Foundation for Recommendation
- On June 24, the U.S. Preventive Services Task Force issued a draft recommendation stating that evidence is insufficient to recommend for or against screening adults for vitamin D deficiency.
- According to the draft recommendation, no consensus definition of vitamin D deficiency exists, and the optimal level of total serum 25-hydroxy vitamin D also has been debated.
- The USPSTF has opened the discussion on this draft recommendation and draft evidence review for public comment until July 21.
According to the draft recommendation, there is no consensus definition of vitamin D deficiency, and an optimal level of total serum 25-hydroxy vitamin D (the major circulating form of vitamin D) also remains elusive. For the purposes of the recommendation statement, "vitamin D deficiency" reflects evidence from study populations representing levels of 30 ng/mL or less or subpopulations of studies with levels of less than 20 ng/mL.

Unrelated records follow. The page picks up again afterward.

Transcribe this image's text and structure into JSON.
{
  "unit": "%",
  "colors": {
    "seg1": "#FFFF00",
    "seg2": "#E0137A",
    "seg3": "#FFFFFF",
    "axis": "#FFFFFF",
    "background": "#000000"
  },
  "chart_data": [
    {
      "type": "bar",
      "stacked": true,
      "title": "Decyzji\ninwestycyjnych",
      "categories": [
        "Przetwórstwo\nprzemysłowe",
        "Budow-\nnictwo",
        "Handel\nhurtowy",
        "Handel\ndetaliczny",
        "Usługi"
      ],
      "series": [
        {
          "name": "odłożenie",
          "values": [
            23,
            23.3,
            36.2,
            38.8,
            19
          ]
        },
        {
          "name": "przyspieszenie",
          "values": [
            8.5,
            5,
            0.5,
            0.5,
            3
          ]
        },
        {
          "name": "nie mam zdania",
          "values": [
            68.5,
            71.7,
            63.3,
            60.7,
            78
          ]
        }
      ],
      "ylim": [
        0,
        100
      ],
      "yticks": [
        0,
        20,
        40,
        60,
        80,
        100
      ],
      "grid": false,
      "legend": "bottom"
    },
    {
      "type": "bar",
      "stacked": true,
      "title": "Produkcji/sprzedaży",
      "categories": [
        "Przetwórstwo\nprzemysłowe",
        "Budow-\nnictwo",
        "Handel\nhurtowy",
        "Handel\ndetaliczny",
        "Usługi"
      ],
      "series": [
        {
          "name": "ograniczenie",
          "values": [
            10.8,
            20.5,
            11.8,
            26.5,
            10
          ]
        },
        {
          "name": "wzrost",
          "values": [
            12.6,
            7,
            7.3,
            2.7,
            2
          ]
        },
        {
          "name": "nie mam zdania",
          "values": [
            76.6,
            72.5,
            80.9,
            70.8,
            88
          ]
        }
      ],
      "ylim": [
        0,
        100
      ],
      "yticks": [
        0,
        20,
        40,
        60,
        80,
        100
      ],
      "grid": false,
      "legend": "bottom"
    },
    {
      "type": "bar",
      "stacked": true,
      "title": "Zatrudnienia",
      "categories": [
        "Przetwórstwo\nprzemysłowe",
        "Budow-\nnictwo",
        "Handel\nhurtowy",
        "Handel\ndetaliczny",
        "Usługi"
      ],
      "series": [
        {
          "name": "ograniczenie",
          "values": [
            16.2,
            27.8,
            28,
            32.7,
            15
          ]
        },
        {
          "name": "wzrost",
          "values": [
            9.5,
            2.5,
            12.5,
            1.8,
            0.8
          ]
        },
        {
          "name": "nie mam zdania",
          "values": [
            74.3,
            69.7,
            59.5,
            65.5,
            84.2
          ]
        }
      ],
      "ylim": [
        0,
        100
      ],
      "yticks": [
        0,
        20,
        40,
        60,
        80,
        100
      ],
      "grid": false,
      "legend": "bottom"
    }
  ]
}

The draft recommendation applies to nonpregnant adults ages 18 or older who are seen in the primary care setting and who have no signs or symptoms of vitamin D deficiency or any condition for which vitamin D treatment is recommended. The focus of this just-released draft statement is solely on screening and is distinct from previous USPSTF recommendations on vitamin D and calcium supplementation(www.uspreventiveservicestaskforce.org) to prevent fracture.
"People who are concerned about their vitamin D levels should talk with their doctor about screening or supplementation based on their individual health needs," said task force Co-vice Chair Albert L. Siu, M.D., M.S.P.H., in the USPSTF bulletin.
Although routine screening for vitamin D deficiency in healthy adults is not being recommended by the USPSTF, targeted screening for those at highest risk might be family physicians' best course of action, said Jennifer Frost, M.D., medical director for the AAFP Health of the Public and Science Division. "This frequently includes older home-bound patients, patients with malabsorption disorders and patients with osteoporosis," she added.
Treatment of a patient who is vitamin D-deficient varies based on the level of deficiency. Most sources recommend supplementing vitamin D deficient patients with a high weekly dose of vitamin D2 (50,000 IU) for six to eight weeks, then with a daily dose of 800-1,000 IU, Frost said.
Comment Period Is Open
The USPSTF is seeking public comments(www.uspreventiveservicestaskforce.org) on this draft recommendation and draft evidence review until July 21. All comments will be considered as the task force develops its final recommendation and final evidence summary.